511.奇跡の演出
 和歌山大学の小田学長と懇談。懇談のテーマは観光学部の地域での役割と今後の可能性についてです。これは和歌山大学観光学部の開学が間近になって来たことから懇談の機会を設けたものです。通常の推薦入学の倍率は3倍程度なのですが、観光学部の倍率は7倍を超えるなど人気学部になっています。しかも全国から希望者があるなど観光学の底力と可能性を感じます。観光立県和歌山県の学問の集積地としての和歌山大学の役割は増大しているのです。

 さて旧国立大学で観光学部の開学は和歌山大学が全国で最初となります。構想からわずか4年で実現出来たのは小田学長のリーダーシップによるところが大きいのですが、学長の言葉を借りると「奇跡に近い出来事」なのです。何故なら、旧国立大学で新学部の設置は認められにくい状況ですし、まして入学定員増と教員の増員が図れることは皆無に近いことですから、これらの問題をクリアした和歌山大学観光学部の開設は奇跡的だと言えます。小田学長は自らをツキがあると表現してくれましたが、ツキは人生において大切な要素です。ツキのある人は思いを実現させて行きますが、それはツキがあるからではなくて行動するから道が切り拓かれて、結果ツキがあるように思うのです。ツキとは行動力と同義語だと思います。

 観光学部開設構想から4年で実現しました。新学部の開設は困難な状況でしたが、可能性があると感じたので行動を起こしたのです。大学の力、地域からの支援、そして県民の皆さんの署名活動などが重なり合って文部科学省を動かし、実現に向かわせる力となったのです。地域の総力で観光学部を実現させたのです。ところが開設が決定してから、後の進行は大学任せの部分があり、新学部の実現に向かっていた頃の地域の熱意と支援体制が少し弱まっているようです。しかし和歌山県と大学のある和歌山市にとって千載一遇の機会で、観光学部を核とした施策考案と周囲の支援に本気で取り組む時期なのです。

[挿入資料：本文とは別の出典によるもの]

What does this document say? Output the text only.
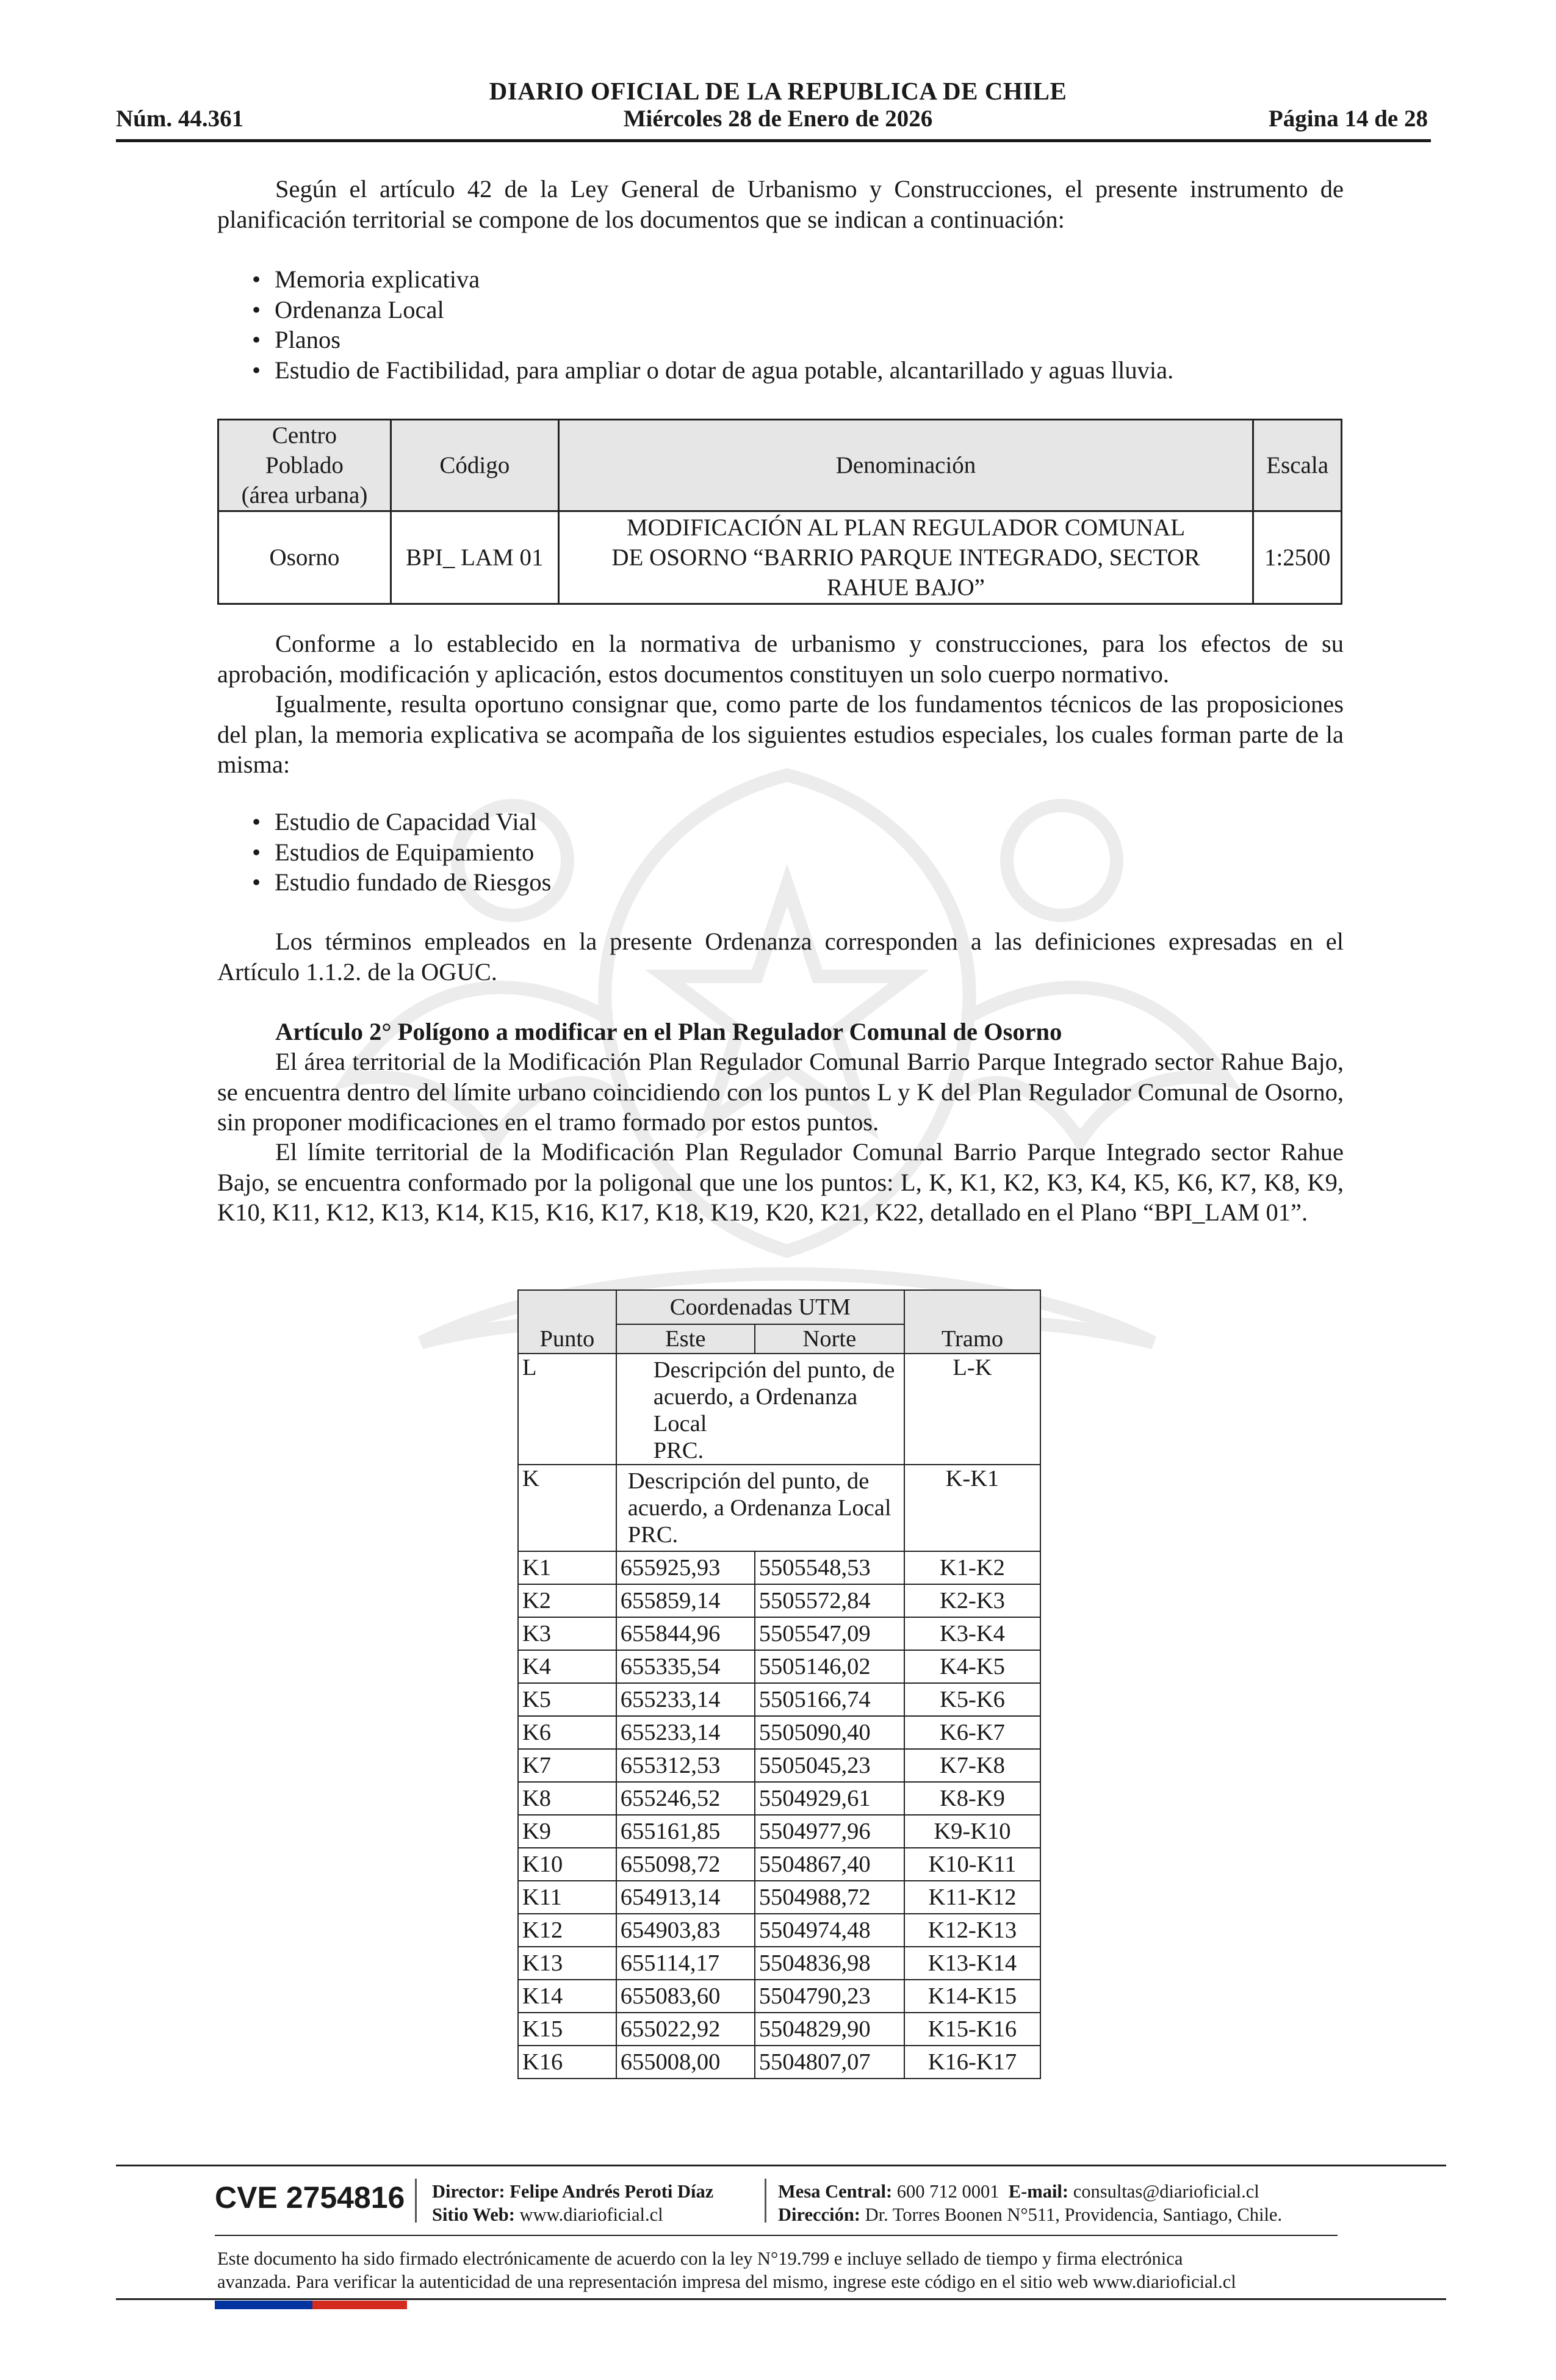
DIARIO OFICIAL DE LA REPUBLICA DE CHILE
Núm. 44.361	Miércoles 28 de Enero de 2026	Página 14 de 28
Según el artículo 42 de la Ley General de Urbanismo y Construcciones, el presente instrumento de planificación territorial se compone de los documentos que se indican a continuación:
• Memoria explicativa
• Ordenanza Local
• Planos
• Estudio de Factibilidad, para ampliar o dotar de agua potable, alcantarillado y aguas lluvia.
Centro
Poblado
(área urbana)	Código	Denominación	Escala
Osorno	BPI_ LAM 01	MODIFICACIÓN AL PLAN REGULADOR COMUNAL
DE OSORNO “BARRIO PARQUE INTEGRADO, SECTOR
RAHUE BAJO”	1:2500
Conforme a lo establecido en la normativa de urbanismo y construcciones, para los efectos de su aprobación, modificación y aplicación, estos documentos constituyen un solo cuerpo normativo.
Igualmente, resulta oportuno consignar que, como parte de los fundamentos técnicos de las proposiciones del plan, la memoria explicativa se acompaña de los siguientes estudios especiales, los cuales forman parte de la misma:
• Estudio de Capacidad Vial
• Estudios de Equipamiento
• Estudio fundado de Riesgos
Los términos empleados en la presente Ordenanza corresponden a las definiciones expresadas en el Artículo 1.1.2. de la OGUC.
Artículo 2° Polígono a modificar en el Plan Regulador Comunal de Osorno
El área territorial de la Modificación Plan Regulador Comunal Barrio Parque Integrado sector Rahue Bajo, se encuentra dentro del límite urbano coincidiendo con los puntos L y K del Plan Regulador Comunal de Osorno, sin proponer modificaciones en el tramo formado por estos puntos.
El límite territorial de la Modificación Plan Regulador Comunal Barrio Parque Integrado sector Rahue Bajo, se encuentra conformado por la poligonal que une los puntos: L, K, K1, K2, K3, K4, K5, K6, K7, K8, K9, K10, K11, K12, K13, K14, K15, K16, K17, K18, K19, K20, K21, K22, detallado en el Plano “BPI_LAM 01”.
Punto	Coordenadas UTM		Tramo
	Este	Norte	
L	Descripción del punto, de
acuerdo, a Ordenanza Local
PRC.		L-K
K	Descripción del punto, de
acuerdo, a Ordenanza Local
PRC.		K-K1
K1	655925,93	5505548,53	K1-K2
K2	655859,14	5505572,84	K2-K3
K3	655844,96	5505547,09	K3-K4
K4	655335,54	5505146,02	K4-K5
K5	655233,14	5505166,74	K5-K6
K6	655233,14	5505090,40	K6-K7
K7	655312,53	5505045,23	K7-K8
K8	655246,52	5504929,61	K8-K9
K9	655161,85	5504977,96	K9-K10
K10	655098,72	5504867,40	K10-K11
K11	654913,14	5504988,72	K11-K12
K12	654903,83	5504974,48	K12-K13
K13	655114,17	5504836,98	K13-K14
K14	655083,60	5504790,23	K14-K15
K15	655022,92	5504829,90	K15-K16
K16	655008,00	5504807,07	K16-K17
CVE 2754816 Director: Felipe Andrés Peroti Díaz
Sitio Web: www.diarioficial.cl
Mesa Central: 600 712 0001 E-mail: consultas@diarioficial.cl
Dirección: Dr. Torres Boonen N°511, Providencia, Santiago, Chile.
Este documento ha sido firmado electrónicamente de acuerdo con la ley N°19.799 e incluye sellado de tiempo y firma electrónica
avanzada. Para verificar la autenticidad de una representación impresa del mismo, ingrese este código en el sitio web www.diarioficial.cl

 観光学部の価値を最も感じなければならないのが和歌山市なのですが、その価値に気付いていない感があります。東京では、和歌山大学に観光学部が開設なることに対しての評価は相当なものです。地方大学で新学部が開設なること、そして観光学を学べる場所として最適な場所であることに、観光学の先進的役割を担うことの期待感があるのです。今日もテレビ収録が入っていたように全国レベルで注目が集まっているのです。

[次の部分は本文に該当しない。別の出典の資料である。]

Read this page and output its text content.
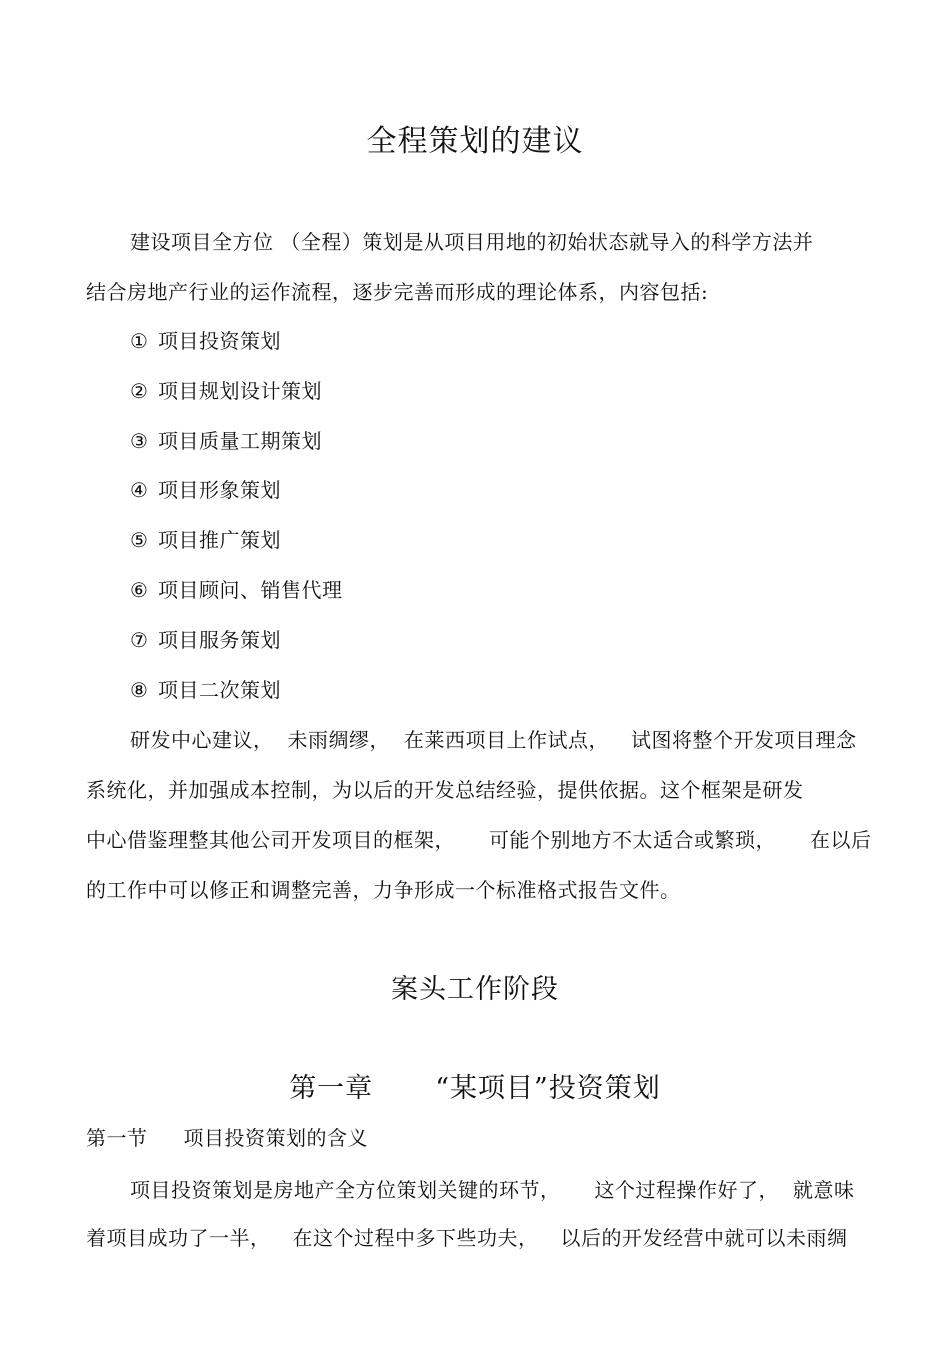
全程策划的建议
建设项目全方位 （全程）策划是从项目用地的初始状态就导入的科学方法并
结合房地产行业的运作流程，逐步完善而形成的理论体系，内容包括:
① 项目投资策划
② 项目规划设计策划
③ 项目质量工期策划
④ 项目形象策划
⑤ 项目推广策划
⑥ 项目顾问、销售代理
⑦ 项目服务策划
⑧ 项目二次策划
研发中心建议， 未雨绸缪， 在莱西项目上作试点， 试图将整个开发项目理念
系统化，并加强成本控制，为以后的开发总结经验，提供依据。这个框架是研发
中心借鉴理整其他公司开发项目的框架， 可能个别地方不太适合或繁琐， 在以后
的工作中可以修正和调整完善，力争形成一个标准格式报告文件。
案头工作阶段
第一章 “某项目”投资策划
第一节 项目投资策划的含义
项目投资策划是房地产全方位策划关键的环节， 这个过程操作好了， 就意味
着项目成功了一半， 在这个过程中多下些功夫， 以后的开发经营中就可以未雨绸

 今春、昨年入学の観光学科の学生は二回生になりますし、これから専門科目の演習に入ります。そして彼ら、彼女たちが卒業する二年後や四年後の進路によって観光学部の評価がされますから、学問の充実度と地域としての本気度と熱意が試されるのです。

 小田学長が道をつけた観光学部がこれから進展を迎える時期に入ります。大学も実力を試されますが、観光立県和歌山県としての地域力が試されるのです。
 大学の役割は次世代の育成と研究による知識の集積にありますが、地域にある大学にとって地域活性化の一役を担うことも重視されつつあります。京都大学では地域の方も利用できるレストランが設けられています。学生だけではなく校外からのお客さんで満員になるようです。京都大学のブランド力もありますが、大学の持つ知的と品格の好イメージが人を集められるブランドになっているのです。つまり大学のあるまち自体がブランドとなり、他とは違う学研都市となっています。調査結果は分かりませんが、大学の周辺の住宅地の相対的価値は高いのではないでしょうか。知的で若々しいイメージは飛躍する地域のブランド力を形成しています。

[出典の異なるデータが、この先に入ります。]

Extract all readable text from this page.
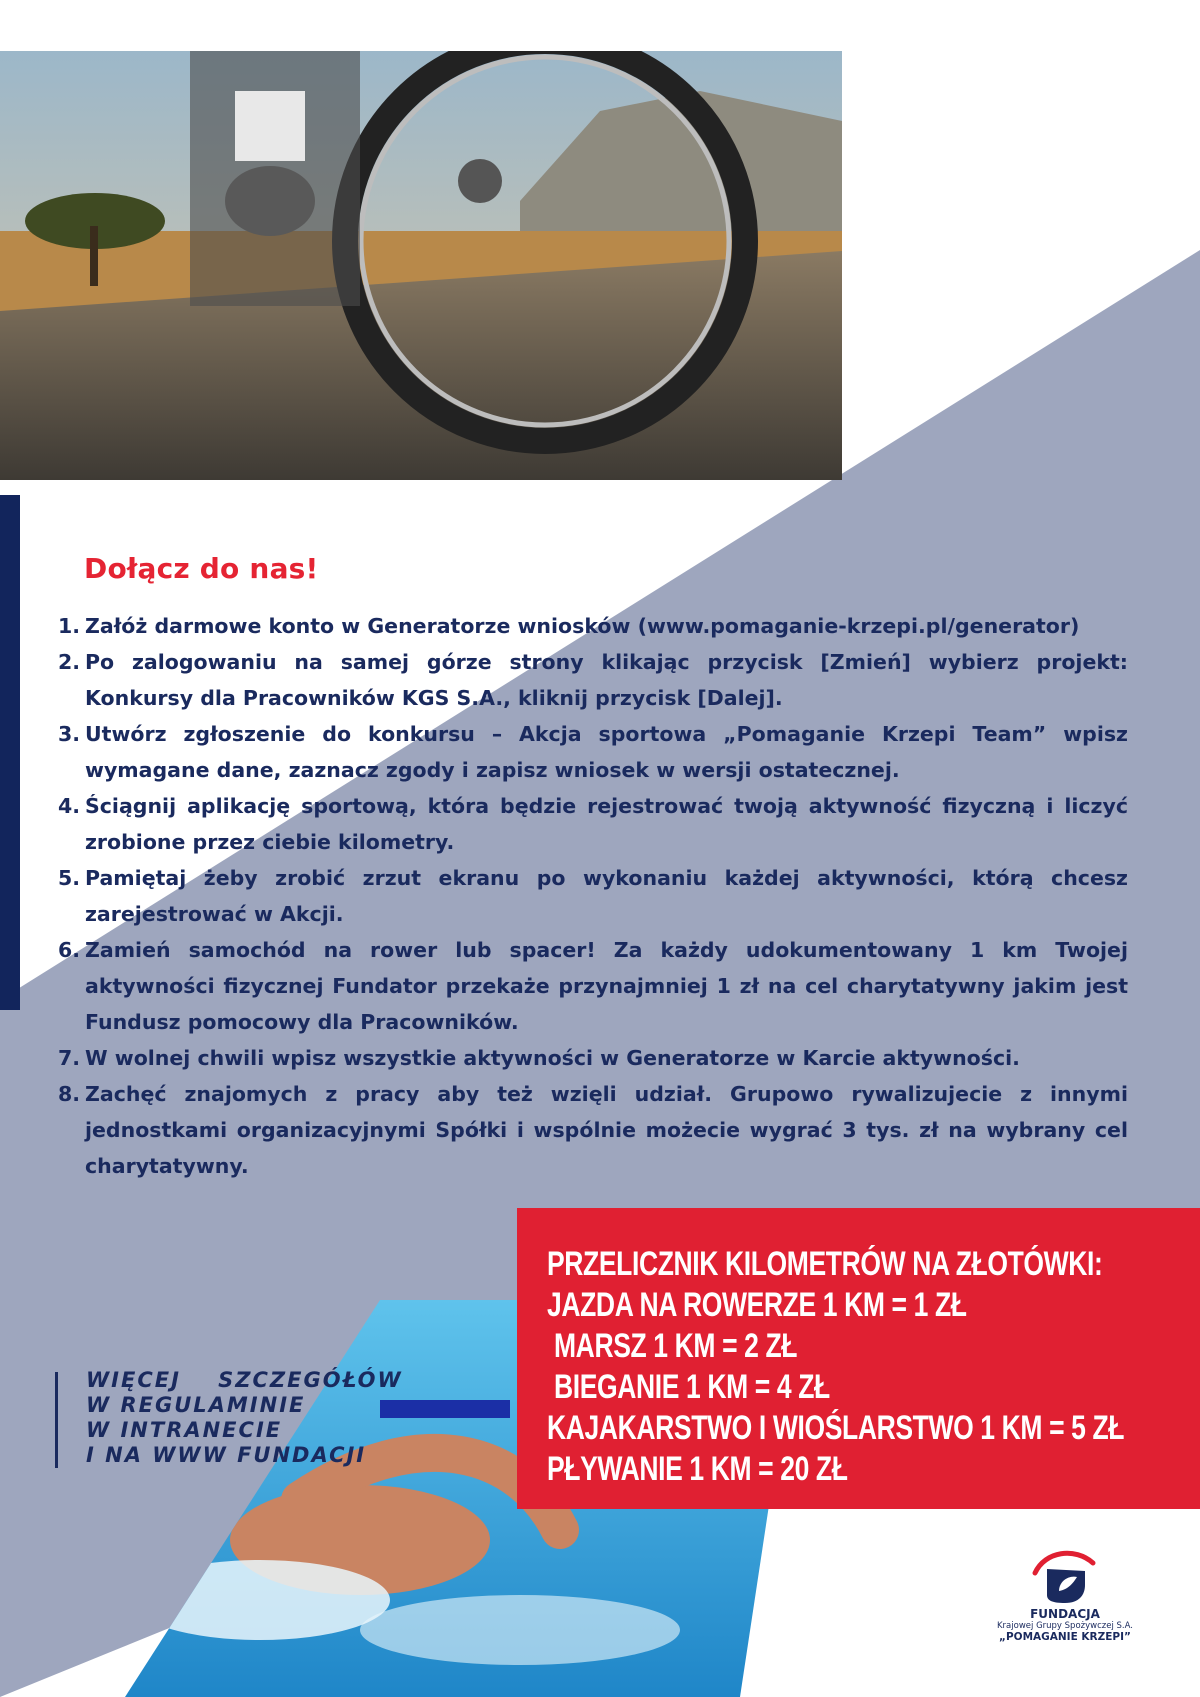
Dołącz do nas!
1. Załóż darmowe konto w Generatorze wniosków (www.pomaganie-krzepi.pl/generator)
2. Po zalogowaniu na samej górze strony klikając przycisk [Zmień] wybierz projekt: Konkursy dla Pracowników KGS S.A., kliknij przycisk [Dalej].
3. Utwórz zgłoszenie do konkursu – Akcja sportowa „Pomaganie Krzepi Team” wpisz wymagane dane, zaznacz zgody i zapisz wniosek w wersji ostatecznej.
4. Ściągnij aplikację sportową, która będzie rejestrować twoją aktywność fizyczną i liczyć zrobione przez ciebie kilometry.
5. Pamiętaj żeby zrobić zrzut ekranu po wykonaniu każdej aktywności, którą chcesz zarejestrować w Akcji.
6. Zamień samochód na rower lub spacer! Za każdy udokumentowany 1 km Twojej aktywności fizycznej Fundator przekaże przynajmniej 1 zł na cel charytatywny jakim jest Fundusz pomocowy dla Pracowników.
7. W wolnej chwili wpisz wszystkie aktywności w Generatorze w Karcie aktywności.
8. Zachęć znajomych z pracy aby też wzięli udział. Grupowo rywalizujecie z innymi jednostkami organizacyjnymi Spółki i wspólnie możecie wygrać 3 tys. zł na wybrany cel charytatywny.
WIĘCEJ    SZCZEGÓŁÓW
W REGULAMINIE
W INTRANECIE
I NA WWW FUNDACJI
PRZELICZNIK KILOMETRÓW NA ZŁOTÓWKI:
JAZDA NA ROWERZE 1 KM = 1 ZŁ
MARSZ 1 KM = 2 ZŁ
BIEGANIE 1 KM = 4 ZŁ
KAJAKARSTWO I WIOŚLARSTWO 1 KM = 5 ZŁ
PŁYWANIE 1 KM = 20 ZŁ
FUNDACJA
Krajowej Grupy Spożywczej S.A.
„POMAGANIE KRZEPI”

 そこに全国でも先を行く観光学部の開設ですから、地域の総力を挙げて学生に選択される学部にしたいものですし、そのことが和歌山県での四年間の生活の機会を提供することになるのです。この四年間の生活が新たに、生涯に亘る和歌山県のファンを作ることになるのです。

 そして何としても中心市街地に観光学部進出を果たして欲しいと要望し、可能性について協議しました。進出するなら短期決戦となります。今年意思決定を行うことが中心市街地進出の絶対条件です。今年意思決定出来なかったとすれば、もう中心市街地への進出はあり得ません。ですから私も、今、観光学部の中心市街地への進出の可能性を信じて実現に賭けています。今、行動を起こさないで実現させることはあり得ないことを知っているからです。
 奇跡は奇跡ではなく、関係者の取り組みが形になったものでした。これからの奇跡は地域が創り上げて行くものなのです。